Conrad se pencha entre les créneaux, et continua :

— Cent mille hommes l’accompagnent ! Il suit le même itinéraire qu’Alexandre le Grand et, comme lui, se rend à Tyr !

— Mon royaume que non !

— Tu n’as plus de royaume à miser.

Guy de Lusignan haussa les épaules, et poursuivit :

— Pour la dernière fois, laisse-moi entrer dans ma cité !

— Tu me demandes, répondit Conrad, de te livrer une ville qui ne t’appartient pas plus qu’à moi, car je n’en suis que le gardien. Ses véritables maîtres s’appellent Plantagenêt, Philippe de France et Barberousse. Oserais-tu te mesurer à eux ?

— Je l’ose !

— Alors en leur nom je te dis ceci : Tu n’entreras point !

Lusignan fit faire demi-tour à sa monture en marmonnant :

— Assez parlé avec ce concierge.

Quand il eut pris suffisamment de distance par rapport aux murailles de Tyr, il dégaina l’épée qu’il avait au côté, se dressa sur ses étriers et déclara d’une voix tonitruante ce magnifique discours, qui devait résonner pour les siècles et les siècles et inspirer le cœur des braves :

— Le dernier mot est-il dit ? L’espérance doit-elle disparaître ? La défaite est-elle définitive ? Non ! Car la chrétienté n’est pas seule ! Elle n’est pas seule ! Elle n’est pas seule ! Elle a l’Europe derrière elle.
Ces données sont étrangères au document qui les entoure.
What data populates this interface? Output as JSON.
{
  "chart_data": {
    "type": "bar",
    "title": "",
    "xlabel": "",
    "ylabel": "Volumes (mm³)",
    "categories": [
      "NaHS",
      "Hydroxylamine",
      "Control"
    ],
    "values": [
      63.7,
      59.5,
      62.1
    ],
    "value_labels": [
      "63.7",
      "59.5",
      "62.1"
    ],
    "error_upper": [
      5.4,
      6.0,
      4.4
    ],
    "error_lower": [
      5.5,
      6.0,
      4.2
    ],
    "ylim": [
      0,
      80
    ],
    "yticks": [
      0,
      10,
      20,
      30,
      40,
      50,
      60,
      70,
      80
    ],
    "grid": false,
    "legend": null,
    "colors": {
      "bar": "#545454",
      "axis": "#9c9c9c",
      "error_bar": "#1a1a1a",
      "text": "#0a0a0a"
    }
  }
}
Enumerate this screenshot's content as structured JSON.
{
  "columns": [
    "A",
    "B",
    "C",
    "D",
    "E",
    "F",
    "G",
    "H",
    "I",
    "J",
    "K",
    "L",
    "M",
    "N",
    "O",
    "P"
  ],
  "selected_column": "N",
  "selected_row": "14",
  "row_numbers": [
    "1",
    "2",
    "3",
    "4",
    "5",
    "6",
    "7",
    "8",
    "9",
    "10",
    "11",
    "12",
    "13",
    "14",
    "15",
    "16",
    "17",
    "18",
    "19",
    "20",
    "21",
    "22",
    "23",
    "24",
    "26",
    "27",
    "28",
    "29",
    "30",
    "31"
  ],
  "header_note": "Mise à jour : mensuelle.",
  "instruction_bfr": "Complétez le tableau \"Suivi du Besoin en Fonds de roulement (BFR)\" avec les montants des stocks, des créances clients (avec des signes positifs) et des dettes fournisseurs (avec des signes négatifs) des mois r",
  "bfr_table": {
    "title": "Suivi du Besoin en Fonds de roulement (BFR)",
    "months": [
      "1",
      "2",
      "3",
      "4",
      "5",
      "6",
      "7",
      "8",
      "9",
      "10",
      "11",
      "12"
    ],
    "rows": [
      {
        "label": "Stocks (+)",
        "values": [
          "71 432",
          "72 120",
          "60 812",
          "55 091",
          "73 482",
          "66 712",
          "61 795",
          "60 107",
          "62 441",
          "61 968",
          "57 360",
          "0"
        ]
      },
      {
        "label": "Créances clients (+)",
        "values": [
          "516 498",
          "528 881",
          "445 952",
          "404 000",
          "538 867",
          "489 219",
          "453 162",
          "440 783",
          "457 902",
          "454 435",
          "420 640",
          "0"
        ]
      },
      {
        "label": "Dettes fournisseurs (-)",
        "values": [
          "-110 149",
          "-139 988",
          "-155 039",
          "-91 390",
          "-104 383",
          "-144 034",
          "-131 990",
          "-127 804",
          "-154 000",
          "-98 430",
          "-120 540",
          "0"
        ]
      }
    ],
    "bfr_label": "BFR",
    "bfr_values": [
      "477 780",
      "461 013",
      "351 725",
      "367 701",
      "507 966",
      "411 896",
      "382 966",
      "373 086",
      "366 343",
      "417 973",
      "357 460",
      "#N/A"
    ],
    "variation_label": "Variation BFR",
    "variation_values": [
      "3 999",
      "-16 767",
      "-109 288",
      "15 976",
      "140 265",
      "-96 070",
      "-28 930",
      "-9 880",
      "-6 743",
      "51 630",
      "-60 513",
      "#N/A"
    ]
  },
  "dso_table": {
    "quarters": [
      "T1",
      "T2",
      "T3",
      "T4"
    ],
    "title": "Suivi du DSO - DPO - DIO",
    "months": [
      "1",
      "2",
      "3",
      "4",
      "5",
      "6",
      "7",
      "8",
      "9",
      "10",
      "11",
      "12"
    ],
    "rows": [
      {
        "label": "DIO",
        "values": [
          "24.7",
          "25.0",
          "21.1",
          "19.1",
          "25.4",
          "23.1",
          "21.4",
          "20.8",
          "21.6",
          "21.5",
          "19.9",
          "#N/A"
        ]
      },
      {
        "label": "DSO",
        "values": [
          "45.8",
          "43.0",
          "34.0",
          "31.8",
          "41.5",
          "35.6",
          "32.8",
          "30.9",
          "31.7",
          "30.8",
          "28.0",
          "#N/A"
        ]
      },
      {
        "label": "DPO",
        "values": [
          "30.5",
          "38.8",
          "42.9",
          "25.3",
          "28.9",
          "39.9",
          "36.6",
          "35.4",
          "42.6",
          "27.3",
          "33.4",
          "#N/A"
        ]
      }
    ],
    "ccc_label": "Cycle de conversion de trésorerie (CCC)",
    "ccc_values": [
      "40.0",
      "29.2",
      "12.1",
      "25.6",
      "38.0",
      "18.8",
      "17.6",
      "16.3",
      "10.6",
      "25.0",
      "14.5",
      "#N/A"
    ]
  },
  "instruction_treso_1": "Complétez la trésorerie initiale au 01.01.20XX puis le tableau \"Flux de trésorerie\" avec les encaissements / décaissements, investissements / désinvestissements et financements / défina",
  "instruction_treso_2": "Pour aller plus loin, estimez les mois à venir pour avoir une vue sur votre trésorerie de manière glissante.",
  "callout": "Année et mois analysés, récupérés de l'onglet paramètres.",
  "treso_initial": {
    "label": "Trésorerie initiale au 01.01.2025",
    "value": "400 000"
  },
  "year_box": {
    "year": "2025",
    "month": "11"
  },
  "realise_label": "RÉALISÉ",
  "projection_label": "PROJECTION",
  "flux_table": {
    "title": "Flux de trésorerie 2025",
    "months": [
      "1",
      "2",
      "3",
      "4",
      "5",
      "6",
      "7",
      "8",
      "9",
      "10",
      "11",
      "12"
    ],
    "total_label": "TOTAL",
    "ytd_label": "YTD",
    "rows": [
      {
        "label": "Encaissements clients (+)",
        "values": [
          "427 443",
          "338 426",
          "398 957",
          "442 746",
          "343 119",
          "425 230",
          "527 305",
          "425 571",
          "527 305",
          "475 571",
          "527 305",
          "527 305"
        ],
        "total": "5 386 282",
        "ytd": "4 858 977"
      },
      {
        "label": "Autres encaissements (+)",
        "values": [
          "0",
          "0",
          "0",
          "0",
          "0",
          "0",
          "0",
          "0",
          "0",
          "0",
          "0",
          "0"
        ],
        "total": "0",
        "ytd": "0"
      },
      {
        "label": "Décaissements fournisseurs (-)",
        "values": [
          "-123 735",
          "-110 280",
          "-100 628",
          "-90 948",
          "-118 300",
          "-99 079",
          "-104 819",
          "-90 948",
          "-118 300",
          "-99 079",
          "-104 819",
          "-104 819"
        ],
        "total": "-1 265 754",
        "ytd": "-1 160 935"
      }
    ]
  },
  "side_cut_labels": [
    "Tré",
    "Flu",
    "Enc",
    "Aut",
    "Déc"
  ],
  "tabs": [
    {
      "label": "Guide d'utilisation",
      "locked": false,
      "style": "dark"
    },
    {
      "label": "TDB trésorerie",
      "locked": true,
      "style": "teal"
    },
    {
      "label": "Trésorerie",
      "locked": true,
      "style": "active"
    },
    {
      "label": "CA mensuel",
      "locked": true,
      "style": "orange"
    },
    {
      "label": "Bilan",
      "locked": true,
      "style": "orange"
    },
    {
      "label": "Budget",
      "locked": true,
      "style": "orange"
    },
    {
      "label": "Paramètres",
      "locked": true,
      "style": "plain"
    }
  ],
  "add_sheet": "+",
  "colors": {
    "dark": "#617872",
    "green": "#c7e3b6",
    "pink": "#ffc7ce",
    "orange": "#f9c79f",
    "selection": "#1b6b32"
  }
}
Cette guerre n’est pas limitée au territoire malheureux du royaume de Jérusalem. Cette guerre n’est pas tranchée par la bataille de Hattin. Cette guerre est une guerre sainte. Toutes les fautes, tous les retards, toutes les souffrances, n’empêchent pas qu’il y a, dans le monde, tous les moyens nécessaires pour écraser un jour les Infidèles. Foudroyés aujourd’hui par les forces païennes, nous pourrons vaincre dans l’avenir si Dieu le veut ! Le destin du monde est là. Nous, Guy de Lusignan, invitons les chevaliers et les soldats chrétiens qui se trouvent en Terre sainte ou qui viendraient à s’y trouver, avec leurs armes ou sans leurs armes, j’invite les sapeurs, les artisans et tous les ouvriers spécialisés dans l’armement qui se trouvent en Terre sainte ou qui viendraient à s’y trouver, à nous rejoindre à Tripoli afin de poursuivre le combat. Quoi qu’il arrive, la flamme de la résistance chrétienne ne doit pas s’éteindre et ne s’éteindra pas !
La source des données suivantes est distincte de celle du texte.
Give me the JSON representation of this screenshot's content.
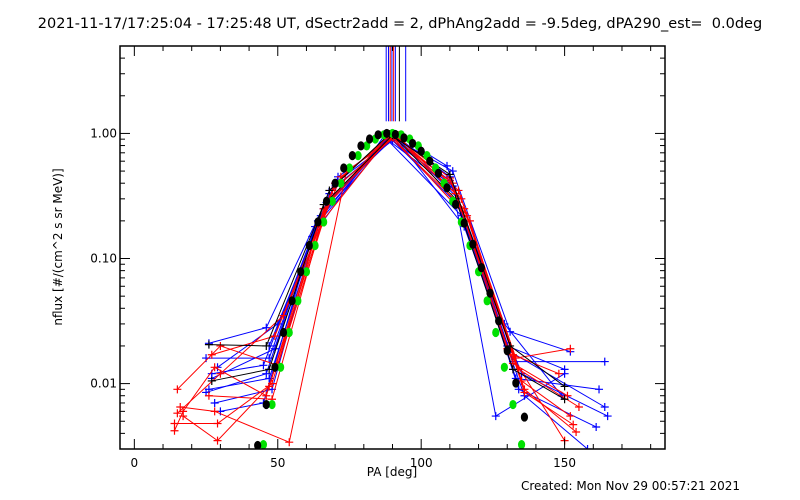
{
  "chart_data": {
    "type": "line",
    "title": "2021-11-17/17:25:04 - 17:25:48 UT, dSectr2add = 2, dPhAng2add = -9.5deg, dPA290_est=  0.0deg",
    "xlabel": "PA [deg]",
    "ylabel": "nflux [#/(cm^2 s sr MeV)]",
    "xlim": [
      -5,
      185
    ],
    "ylim": [
      0.003,
      5
    ],
    "yscale": "log",
    "x_ticks": [
      0,
      50,
      100,
      150
    ],
    "x_tick_labels": [
      "0",
      "50",
      "100",
      "150"
    ],
    "y_ticks": [
      0.01,
      0.1,
      1
    ],
    "y_tick_labels": [
      "0.01",
      "0.10",
      "1.00"
    ],
    "footer": "Created: Mon Nov 29 00:57:21 2021",
    "colors": {
      "red": "#ff0000",
      "blue": "#0000ff",
      "black": "#000000",
      "green": "#00e000"
    },
    "vertical_lines": [
      {
        "color": "blue",
        "x": 87.8,
        "ymin": 1.25
      },
      {
        "color": "blue",
        "x": 88.6,
        "ymin": 1.25
      },
      {
        "color": "red",
        "x": 89.2,
        "ymin": 1.25
      },
      {
        "color": "blue",
        "x": 89.8,
        "ymin": 1.25
      },
      {
        "color": "red",
        "x": 90.4,
        "ymin": 1.25
      },
      {
        "color": "blue",
        "x": 91.0,
        "ymin": 1.25
      },
      {
        "color": "black",
        "x": 92.4,
        "ymin": 1.25
      },
      {
        "color": "blue",
        "x": 94.6,
        "ymin": 1.25
      }
    ],
    "series": [
      {
        "name": "blue-1",
        "color": "blue",
        "points": [
          [
            26,
            0.021
          ],
          [
            46,
            0.028
          ],
          [
            68,
            0.33
          ],
          [
            90,
            0.93
          ],
          [
            111,
            0.5
          ],
          [
            131,
            0.026
          ],
          [
            152,
            0.018
          ]
        ]
      },
      {
        "name": "blue-2",
        "color": "blue",
        "points": [
          [
            25,
            0.016
          ],
          [
            47,
            0.016
          ],
          [
            66,
            0.25
          ],
          [
            89,
            0.97
          ],
          [
            110,
            0.42
          ],
          [
            130,
            0.02
          ],
          [
            150,
            0.013
          ]
        ]
      },
      {
        "name": "blue-3",
        "color": "blue",
        "points": [
          [
            27,
            0.012
          ],
          [
            45,
            0.014
          ],
          [
            64,
            0.2
          ],
          [
            88,
            0.9
          ],
          [
            112,
            0.35
          ],
          [
            132,
            0.015
          ],
          [
            164,
            0.015
          ]
        ]
      },
      {
        "name": "blue-4",
        "color": "blue",
        "points": [
          [
            26,
            0.009
          ],
          [
            47,
            0.011
          ],
          [
            67,
            0.28
          ],
          [
            91,
            0.95
          ],
          [
            113,
            0.3
          ],
          [
            133,
            0.011
          ],
          [
            162,
            0.009
          ]
        ]
      },
      {
        "name": "blue-5",
        "color": "blue",
        "points": [
          [
            28,
            0.007
          ],
          [
            48,
            0.009
          ],
          [
            65,
            0.22
          ],
          [
            90,
            1.0
          ],
          [
            110,
            0.45
          ],
          [
            129,
            0.03
          ],
          [
            149,
            0.008
          ]
        ]
      },
      {
        "name": "blue-6",
        "color": "blue",
        "points": [
          [
            25,
            0.0085
          ],
          [
            46,
            0.012
          ],
          [
            63,
            0.18
          ],
          [
            89,
            0.92
          ],
          [
            111,
            0.38
          ],
          [
            131,
            0.018
          ],
          [
            164,
            0.0065
          ]
        ]
      },
      {
        "name": "blue-7",
        "color": "blue",
        "points": [
          [
            27,
            0.011
          ],
          [
            49,
            0.019
          ],
          [
            69,
            0.36
          ],
          [
            92,
            0.96
          ],
          [
            109,
            0.55
          ],
          [
            134,
            0.009
          ],
          [
            161,
            0.0045
          ]
        ]
      },
      {
        "name": "blue-8",
        "color": "blue",
        "points": [
          [
            29,
            0.0135
          ],
          [
            50,
            0.03
          ],
          [
            70,
            0.4
          ],
          [
            90,
            0.88
          ],
          [
            112,
            0.28
          ],
          [
            126,
            0.0055
          ],
          [
            150,
            0.012
          ]
        ]
      },
      {
        "name": "blue-9",
        "color": "blue",
        "points": [
          [
            30,
            0.006
          ],
          [
            45,
            0.007
          ],
          [
            62,
            0.15
          ],
          [
            87,
            0.95
          ],
          [
            114,
            0.22
          ],
          [
            135,
            0.012
          ],
          [
            165,
            0.0055
          ]
        ]
      },
      {
        "name": "blue-10",
        "color": "blue",
        "points": [
          [
            47,
            0.02
          ],
          [
            71,
            0.45
          ],
          [
            91,
            0.93
          ],
          [
            115,
            0.18
          ],
          [
            136,
            0.008
          ],
          [
            158,
            0.003
          ]
        ]
      },
      {
        "name": "red-1",
        "color": "red",
        "points": [
          [
            15,
            0.009
          ],
          [
            30,
            0.02
          ],
          [
            50,
            0.014
          ],
          [
            70,
            0.4
          ],
          [
            90,
            1.0
          ],
          [
            113,
            0.35
          ],
          [
            133,
            0.016
          ],
          [
            152,
            0.019
          ]
        ]
      },
      {
        "name": "red-2",
        "color": "red",
        "points": [
          [
            15,
            0.0058
          ],
          [
            30,
            0.012
          ],
          [
            52,
            0.035
          ],
          [
            72,
            0.45
          ],
          [
            91,
            0.98
          ],
          [
            114,
            0.3
          ],
          [
            134,
            0.013
          ],
          [
            155,
            0.0065
          ]
        ]
      },
      {
        "name": "red-3",
        "color": "red",
        "points": [
          [
            14,
            0.0048
          ],
          [
            29,
            0.0048
          ],
          [
            48,
            0.01
          ],
          [
            66,
            0.25
          ],
          [
            90,
            0.96
          ],
          [
            112,
            0.33
          ],
          [
            132,
            0.0145
          ],
          [
            151,
            0.008
          ]
        ]
      },
      {
        "name": "red-4",
        "color": "red",
        "points": [
          [
            14,
            0.0042
          ],
          [
            17,
            0.006
          ],
          [
            28,
            0.0135
          ],
          [
            46,
            0.008
          ],
          [
            64,
            0.18
          ],
          [
            89,
            0.94
          ],
          [
            115,
            0.25
          ],
          [
            135,
            0.0105
          ],
          [
            152,
            0.0055
          ]
        ]
      },
      {
        "name": "red-5",
        "color": "red",
        "points": [
          [
            16,
            0.0065
          ],
          [
            28,
            0.006
          ],
          [
            54,
            0.0034
          ],
          [
            74,
            0.5
          ],
          [
            92,
            0.97
          ],
          [
            116,
            0.22
          ],
          [
            136,
            0.009
          ],
          [
            154,
            0.0041
          ]
        ]
      },
      {
        "name": "red-6",
        "color": "red",
        "points": [
          [
            17,
            0.0055
          ],
          [
            29,
            0.0035
          ],
          [
            47,
            0.0095
          ],
          [
            68,
            0.3
          ],
          [
            90,
            0.93
          ],
          [
            111,
            0.4
          ],
          [
            130,
            0.019
          ],
          [
            150,
            0.0035
          ]
        ]
      },
      {
        "name": "red-7",
        "color": "red",
        "points": [
          [
            26,
            0.008
          ],
          [
            48,
            0.0075
          ],
          [
            67,
            0.27
          ],
          [
            89,
            0.99
          ],
          [
            117,
            0.2
          ],
          [
            136,
            0.0085
          ],
          [
            153,
            0.0047
          ]
        ]
      },
      {
        "name": "red-8",
        "color": "red",
        "points": [
          [
            27,
            0.017
          ],
          [
            49,
            0.024
          ],
          [
            69,
            0.35
          ],
          [
            91,
            0.95
          ],
          [
            110,
            0.44
          ],
          [
            132,
            0.017
          ],
          [
            148,
            0.012
          ]
        ]
      },
      {
        "name": "black-1",
        "color": "black",
        "points": [
          [
            26,
            0.0205
          ],
          [
            46,
            0.02
          ],
          [
            68,
            0.35
          ],
          [
            89,
            0.99
          ],
          [
            110,
            0.47
          ],
          [
            131,
            0.02
          ],
          [
            150,
            0.0095
          ]
        ]
      },
      {
        "name": "black-2",
        "color": "black",
        "points": [
          [
            27,
            0.0105
          ],
          [
            47,
            0.013
          ],
          [
            66,
            0.27
          ],
          [
            90,
            0.97
          ],
          [
            112,
            0.3
          ],
          [
            132,
            0.013
          ],
          [
            150,
            0.0075
          ]
        ]
      }
    ],
    "fits": [
      {
        "name": "green-fit",
        "color": "green",
        "x": [
          45,
          48,
          51,
          54,
          57,
          60,
          63,
          66,
          69,
          72,
          75,
          78,
          81,
          84,
          87,
          90,
          93,
          96,
          99,
          102,
          105,
          108,
          111,
          114,
          117,
          120,
          123,
          126,
          129,
          132,
          135,
          138
        ],
        "y": [
          0.00325,
          0.0068,
          0.0135,
          0.0256,
          0.0459,
          0.0784,
          0.127,
          0.196,
          0.287,
          0.4,
          0.529,
          0.665,
          0.795,
          0.903,
          0.975,
          1.0,
          0.975,
          0.903,
          0.795,
          0.665,
          0.529,
          0.4,
          0.287,
          0.196,
          0.127,
          0.0784,
          0.0459,
          0.0256,
          0.0135,
          0.0068,
          0.00325,
          0.00147
        ]
      },
      {
        "name": "black-fit",
        "color": "black",
        "x": [
          43,
          46,
          49,
          52,
          55,
          58,
          61,
          64,
          67,
          70,
          73,
          76,
          79,
          82,
          85,
          88,
          91,
          94,
          97,
          100,
          103,
          106,
          109,
          112,
          115,
          118,
          121,
          124,
          127,
          130,
          133,
          136,
          139
        ],
        "y": [
          0.0032,
          0.0068,
          0.0135,
          0.0256,
          0.0459,
          0.0784,
          0.127,
          0.196,
          0.287,
          0.4,
          0.529,
          0.665,
          0.795,
          0.903,
          0.975,
          1.0,
          0.98,
          0.922,
          0.832,
          0.721,
          0.6,
          0.48,
          0.368,
          0.271,
          0.192,
          0.13,
          0.0846,
          0.0529,
          0.0317,
          0.0183,
          0.0101,
          0.0054,
          0.0027
        ]
      }
    ]
  }
}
À peine eut-il fini de parler que ses hommes dégainèrent à leur tour leur épée et la brandirent vers le ciel, avant de la heurter bruyamment contre leur bouclier. Enfin, ayant longuement acclamé leur roi, ils s’en allèrent vers Tripoli.

Lorsqu’ils furent partis, seuls cinq chevaux restaient encore sous les remparts de la cité. Le lourd pont-levis s’abaissa dans un grondement de chaînes, et Conrad de Montferrat fit son apparition. Il s’avança vers son père, et l’étreignit chaleureusement.
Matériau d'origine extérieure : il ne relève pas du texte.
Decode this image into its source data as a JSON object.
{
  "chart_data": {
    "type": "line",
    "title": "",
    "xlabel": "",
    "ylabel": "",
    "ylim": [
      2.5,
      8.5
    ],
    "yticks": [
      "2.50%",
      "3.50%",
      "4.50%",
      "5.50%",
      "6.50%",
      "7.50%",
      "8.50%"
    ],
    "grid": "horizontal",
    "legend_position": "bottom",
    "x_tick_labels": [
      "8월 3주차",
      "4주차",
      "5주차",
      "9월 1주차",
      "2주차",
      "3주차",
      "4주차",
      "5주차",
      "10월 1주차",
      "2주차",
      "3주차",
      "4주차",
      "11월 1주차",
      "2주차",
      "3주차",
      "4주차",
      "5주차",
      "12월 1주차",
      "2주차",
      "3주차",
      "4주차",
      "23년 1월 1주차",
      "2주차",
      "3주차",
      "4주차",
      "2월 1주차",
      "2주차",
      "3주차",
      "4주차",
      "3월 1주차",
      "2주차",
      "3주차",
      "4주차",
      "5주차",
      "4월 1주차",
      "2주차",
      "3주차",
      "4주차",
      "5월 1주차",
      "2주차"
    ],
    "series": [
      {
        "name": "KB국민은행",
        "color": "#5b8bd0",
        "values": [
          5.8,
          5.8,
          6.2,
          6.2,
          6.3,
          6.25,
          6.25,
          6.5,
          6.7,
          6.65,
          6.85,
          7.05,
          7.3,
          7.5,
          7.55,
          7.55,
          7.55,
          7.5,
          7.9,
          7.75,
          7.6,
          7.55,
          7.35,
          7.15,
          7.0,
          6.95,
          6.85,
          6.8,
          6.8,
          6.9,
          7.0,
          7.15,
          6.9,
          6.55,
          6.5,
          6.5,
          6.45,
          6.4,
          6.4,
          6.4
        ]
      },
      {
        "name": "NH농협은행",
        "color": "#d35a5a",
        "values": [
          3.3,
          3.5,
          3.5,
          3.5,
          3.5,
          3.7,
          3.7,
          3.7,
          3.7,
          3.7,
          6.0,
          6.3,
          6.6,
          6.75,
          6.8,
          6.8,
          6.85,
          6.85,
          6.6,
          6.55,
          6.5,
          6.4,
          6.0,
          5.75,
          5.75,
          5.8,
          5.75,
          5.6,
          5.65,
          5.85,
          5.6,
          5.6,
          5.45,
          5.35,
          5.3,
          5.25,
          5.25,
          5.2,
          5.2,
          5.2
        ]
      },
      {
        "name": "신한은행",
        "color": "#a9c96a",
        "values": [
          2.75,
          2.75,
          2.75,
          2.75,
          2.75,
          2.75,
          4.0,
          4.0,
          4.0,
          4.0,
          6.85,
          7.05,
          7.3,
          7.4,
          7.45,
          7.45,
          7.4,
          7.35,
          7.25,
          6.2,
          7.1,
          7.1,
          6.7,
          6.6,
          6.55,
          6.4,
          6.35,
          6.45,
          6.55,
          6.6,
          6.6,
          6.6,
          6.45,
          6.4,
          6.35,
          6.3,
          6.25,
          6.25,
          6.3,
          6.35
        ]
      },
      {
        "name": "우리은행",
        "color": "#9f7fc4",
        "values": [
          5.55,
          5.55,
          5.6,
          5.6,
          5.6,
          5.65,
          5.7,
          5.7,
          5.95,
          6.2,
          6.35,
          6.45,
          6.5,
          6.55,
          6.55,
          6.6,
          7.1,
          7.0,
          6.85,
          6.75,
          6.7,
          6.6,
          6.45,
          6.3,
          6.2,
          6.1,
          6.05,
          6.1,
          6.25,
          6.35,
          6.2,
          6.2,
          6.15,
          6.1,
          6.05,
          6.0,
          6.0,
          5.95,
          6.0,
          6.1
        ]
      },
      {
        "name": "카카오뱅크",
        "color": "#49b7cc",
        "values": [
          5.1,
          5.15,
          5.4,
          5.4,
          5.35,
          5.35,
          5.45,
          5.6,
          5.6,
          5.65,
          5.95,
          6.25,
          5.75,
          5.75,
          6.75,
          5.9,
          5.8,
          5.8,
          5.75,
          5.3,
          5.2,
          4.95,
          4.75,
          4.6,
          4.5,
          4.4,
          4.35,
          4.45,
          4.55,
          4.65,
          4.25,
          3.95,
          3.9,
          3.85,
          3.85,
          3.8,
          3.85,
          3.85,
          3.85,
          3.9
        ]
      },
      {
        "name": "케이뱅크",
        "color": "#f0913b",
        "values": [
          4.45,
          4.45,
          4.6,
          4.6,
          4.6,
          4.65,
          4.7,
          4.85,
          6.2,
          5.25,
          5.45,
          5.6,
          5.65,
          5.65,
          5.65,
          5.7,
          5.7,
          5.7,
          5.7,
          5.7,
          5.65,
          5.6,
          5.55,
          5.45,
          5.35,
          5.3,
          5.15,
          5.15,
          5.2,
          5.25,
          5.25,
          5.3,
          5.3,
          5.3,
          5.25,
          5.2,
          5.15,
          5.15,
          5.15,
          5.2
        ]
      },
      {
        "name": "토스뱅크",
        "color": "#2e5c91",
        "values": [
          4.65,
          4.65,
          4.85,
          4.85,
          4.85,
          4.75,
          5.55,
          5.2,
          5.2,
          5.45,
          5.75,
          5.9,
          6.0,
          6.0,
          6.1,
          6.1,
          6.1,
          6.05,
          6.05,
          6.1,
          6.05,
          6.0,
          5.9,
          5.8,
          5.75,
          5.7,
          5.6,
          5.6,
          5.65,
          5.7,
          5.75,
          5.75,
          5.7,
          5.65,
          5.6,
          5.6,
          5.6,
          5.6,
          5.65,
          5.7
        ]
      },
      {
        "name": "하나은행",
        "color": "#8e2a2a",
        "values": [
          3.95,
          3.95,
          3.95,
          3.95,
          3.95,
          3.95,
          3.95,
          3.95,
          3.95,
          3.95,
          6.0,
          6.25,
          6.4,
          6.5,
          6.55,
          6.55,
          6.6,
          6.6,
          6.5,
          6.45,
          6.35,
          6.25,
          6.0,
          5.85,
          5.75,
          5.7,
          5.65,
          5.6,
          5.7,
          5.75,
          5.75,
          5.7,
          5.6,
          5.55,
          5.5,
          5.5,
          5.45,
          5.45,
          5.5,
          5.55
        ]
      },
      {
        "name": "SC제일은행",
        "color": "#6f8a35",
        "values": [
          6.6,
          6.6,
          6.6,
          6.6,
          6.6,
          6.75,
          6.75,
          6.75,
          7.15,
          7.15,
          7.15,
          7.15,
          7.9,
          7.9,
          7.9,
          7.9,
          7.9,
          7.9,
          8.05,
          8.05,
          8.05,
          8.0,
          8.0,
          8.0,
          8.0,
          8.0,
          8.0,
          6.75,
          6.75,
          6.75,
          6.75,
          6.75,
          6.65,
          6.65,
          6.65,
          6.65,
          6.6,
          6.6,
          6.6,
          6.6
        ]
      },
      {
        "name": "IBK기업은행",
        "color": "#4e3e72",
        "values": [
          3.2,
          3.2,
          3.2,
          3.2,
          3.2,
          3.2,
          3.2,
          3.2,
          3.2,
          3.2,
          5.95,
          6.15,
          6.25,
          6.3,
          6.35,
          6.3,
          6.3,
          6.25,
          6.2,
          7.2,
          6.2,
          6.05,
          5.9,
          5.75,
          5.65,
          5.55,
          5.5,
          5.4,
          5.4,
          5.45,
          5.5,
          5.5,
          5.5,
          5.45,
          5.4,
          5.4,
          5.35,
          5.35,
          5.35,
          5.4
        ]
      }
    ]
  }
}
— Père ! Je me réjouis de vous revoir en vie ! J’aurais bien donné l’ordre de préparer un festin pour fêter nos retrouvailles, mais j’ai, hélas, déjà commandé qu’on rationne les vivres.

Cependant Guillaume n’avait nul besoin d’un banquet. Revoir son fils lui donnait plus de joie encore que la danse de Cassiopée, sous la tente de Saladin.

— Tu dois un père à Saladin, dit-il en embrassant tendrement son fils. Ainsi qu’à Cassiopée.

— Je n’oublierai pas, répondit Conrad en se tournant vers elle pour lui demander : Si j’ai bien compris, vous ne l’avez donc pas retrouvé ?

Cassiopée descendit de sa monture, et en confia les rênes à l’un des pages de Conrad.

— Hélas non, soupira-t-elle. Se rendre aux Enfers est beaucoup plus difficile que ne le croyait Virgile. À ce propos, comment va Chefalitione ?

— Suivez-moi au port, répondit Montferrat. Vous verrez par vous-même.